Les jours de l’actuelle direction de la SFPI (Société fédérale de participations et d’investissement) sont-ils comptés ? Bien que leurs mandats courent jusqu’en juin 2027, la présidente Laurence Bovy (PS) et le CEO Koen Van Loo (Open Vld) ne sont pas en odeur de sainteté auprès du gouvernement actuel, dominé par le MR et la N-VA. Le président des libéraux francophones, Georges-Louis Bouchez, a d’ailleurs déjà laissé entendre qu’il voulait voir Laurence Bovy être remplacée au plus vite.

Ces propos tenus par le président du MR dans le média en ligne L-Post, la principale intéressée ne les a que peu goûtés, ce qu’elle a d’ailleurs clairement fait savoir lors de la présentation des résultats annuels de la SFPI. À cette occasion, elle a défendu l’indépendance et le bon fonctionnement de la gouvernance, soulignant l’utilité du holding pour l’économie belge.

“Le conseil d’administration de la SFPI est animé par un affectio societatis. Il n’y a pas de jeu partisan. Les profils des administrateurs sont complémentaires. S’il y a une volonté de changement, ce n’est pas parce que le CA ne travaille pas bien”, a-t-elle souligné, tout en admettant que si l’État avait envie de changer la gouvernance de l’entreprise, elle n’avait pas d’autre choix que de l’accepter. Elle insiste néanmoins pour que cela se déroule avec respect “pour le travail accompli”.

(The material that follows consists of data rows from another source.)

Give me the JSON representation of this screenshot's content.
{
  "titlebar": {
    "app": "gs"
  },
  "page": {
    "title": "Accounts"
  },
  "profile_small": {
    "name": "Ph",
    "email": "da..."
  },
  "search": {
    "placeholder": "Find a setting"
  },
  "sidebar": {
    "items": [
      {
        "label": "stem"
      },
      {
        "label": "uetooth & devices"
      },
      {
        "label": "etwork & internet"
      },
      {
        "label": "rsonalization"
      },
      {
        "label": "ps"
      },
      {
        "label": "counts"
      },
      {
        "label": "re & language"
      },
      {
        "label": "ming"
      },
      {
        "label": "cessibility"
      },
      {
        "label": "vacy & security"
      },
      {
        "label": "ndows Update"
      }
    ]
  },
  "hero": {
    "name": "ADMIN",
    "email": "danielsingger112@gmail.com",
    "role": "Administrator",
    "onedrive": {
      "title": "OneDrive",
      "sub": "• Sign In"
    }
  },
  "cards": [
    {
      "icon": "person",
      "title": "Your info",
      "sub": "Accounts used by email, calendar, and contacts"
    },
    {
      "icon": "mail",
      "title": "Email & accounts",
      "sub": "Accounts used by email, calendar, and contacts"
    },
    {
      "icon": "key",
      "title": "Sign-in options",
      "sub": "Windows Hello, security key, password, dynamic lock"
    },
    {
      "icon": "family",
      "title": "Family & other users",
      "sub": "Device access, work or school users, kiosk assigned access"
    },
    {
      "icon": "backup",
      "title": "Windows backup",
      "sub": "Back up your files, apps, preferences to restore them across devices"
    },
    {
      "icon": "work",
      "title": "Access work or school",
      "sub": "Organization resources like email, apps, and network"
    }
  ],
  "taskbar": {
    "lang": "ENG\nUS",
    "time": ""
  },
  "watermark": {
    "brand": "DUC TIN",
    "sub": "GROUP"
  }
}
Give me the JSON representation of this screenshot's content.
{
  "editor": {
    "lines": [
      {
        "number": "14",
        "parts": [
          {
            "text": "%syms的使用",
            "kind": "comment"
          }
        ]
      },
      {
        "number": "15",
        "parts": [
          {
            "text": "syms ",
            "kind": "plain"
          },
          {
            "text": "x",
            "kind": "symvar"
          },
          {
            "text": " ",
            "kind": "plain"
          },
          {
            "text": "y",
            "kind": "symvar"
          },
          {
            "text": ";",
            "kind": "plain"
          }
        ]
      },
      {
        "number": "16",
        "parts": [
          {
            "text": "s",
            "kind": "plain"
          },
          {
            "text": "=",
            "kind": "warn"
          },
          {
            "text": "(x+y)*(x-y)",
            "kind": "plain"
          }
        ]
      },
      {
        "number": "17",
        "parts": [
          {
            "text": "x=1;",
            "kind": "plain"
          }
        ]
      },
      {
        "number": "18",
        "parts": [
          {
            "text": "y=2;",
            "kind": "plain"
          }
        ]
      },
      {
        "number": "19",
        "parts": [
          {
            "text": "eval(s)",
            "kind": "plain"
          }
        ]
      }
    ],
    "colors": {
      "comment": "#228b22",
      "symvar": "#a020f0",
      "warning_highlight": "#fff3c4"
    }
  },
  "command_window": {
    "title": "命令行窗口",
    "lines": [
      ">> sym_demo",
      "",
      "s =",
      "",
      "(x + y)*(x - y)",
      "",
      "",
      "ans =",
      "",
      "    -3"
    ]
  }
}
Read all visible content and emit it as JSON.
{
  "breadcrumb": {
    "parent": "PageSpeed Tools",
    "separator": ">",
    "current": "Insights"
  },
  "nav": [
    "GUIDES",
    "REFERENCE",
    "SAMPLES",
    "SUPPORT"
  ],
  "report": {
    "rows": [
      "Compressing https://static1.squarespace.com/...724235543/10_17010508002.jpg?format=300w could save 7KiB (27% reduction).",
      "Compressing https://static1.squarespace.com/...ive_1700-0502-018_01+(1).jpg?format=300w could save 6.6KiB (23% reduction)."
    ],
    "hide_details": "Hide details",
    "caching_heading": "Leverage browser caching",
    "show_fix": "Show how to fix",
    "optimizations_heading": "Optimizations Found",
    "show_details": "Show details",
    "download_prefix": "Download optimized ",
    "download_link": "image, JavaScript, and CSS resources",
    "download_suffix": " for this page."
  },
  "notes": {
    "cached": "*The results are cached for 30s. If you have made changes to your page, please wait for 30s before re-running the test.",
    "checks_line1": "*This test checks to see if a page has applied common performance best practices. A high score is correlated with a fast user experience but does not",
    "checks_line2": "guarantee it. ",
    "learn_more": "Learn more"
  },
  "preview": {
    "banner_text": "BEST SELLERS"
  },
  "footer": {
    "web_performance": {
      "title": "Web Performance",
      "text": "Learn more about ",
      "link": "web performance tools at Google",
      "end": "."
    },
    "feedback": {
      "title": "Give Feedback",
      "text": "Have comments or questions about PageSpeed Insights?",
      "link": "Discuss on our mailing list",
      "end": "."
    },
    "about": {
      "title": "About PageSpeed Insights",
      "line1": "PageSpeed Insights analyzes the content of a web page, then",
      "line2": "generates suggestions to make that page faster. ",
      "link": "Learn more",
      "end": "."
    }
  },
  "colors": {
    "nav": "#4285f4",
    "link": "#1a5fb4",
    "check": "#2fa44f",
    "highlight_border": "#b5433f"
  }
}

En termes de travail accompli, la SFPI n’a effectivement pas à rougir de ses chiffres. Pour la 19e année consécutive, le bras financier de l’État fédéral est parvenu à dégager un résultat positif. La société affiche un bilan solide dont les actifs financiers dépassent 11 milliards d’euros, contre 9,7 milliards en 2023. Les plus-values latentes sur les 184 entreprises belges présentes dans son portefeuille d’investissement s’élèvent à 1,35 milliard d’euros. Les participations les plus importantes sont celles dans le secteur financier : 5,6% dans BNP Paribas, 31,7% dans Ethias, 6,4% dans Ageas et 13% dans Euroclear. Quant aux montants alloués à l’économie belge, ils ont atteint 815 millions d’euros l’an dernier.

Contrat de gestion

Seulement voilà : le bénéfice de 315 millions d’euros est toutefois en forte baisse par rapport aux 504 millions engrangés en 2023. Certes, l’exercice précédent avait été particulièrement bon en raison de la plus-value de 145 millions d’euros dégagée lors de la vente partielle d’un paquet d’actions détenus par la SFPI dans BNP Paribas. Mais pour l’année 2024, il a fallu enregistrer des réductions de valeurs importantes sur certaines autres participations, en particulier bpost et Umicore, dont les cours se sont effondrés en Bourse.

Le bras financier de l’État a dû acter d’importantes réductions de valeurs sur bpost et Umicore.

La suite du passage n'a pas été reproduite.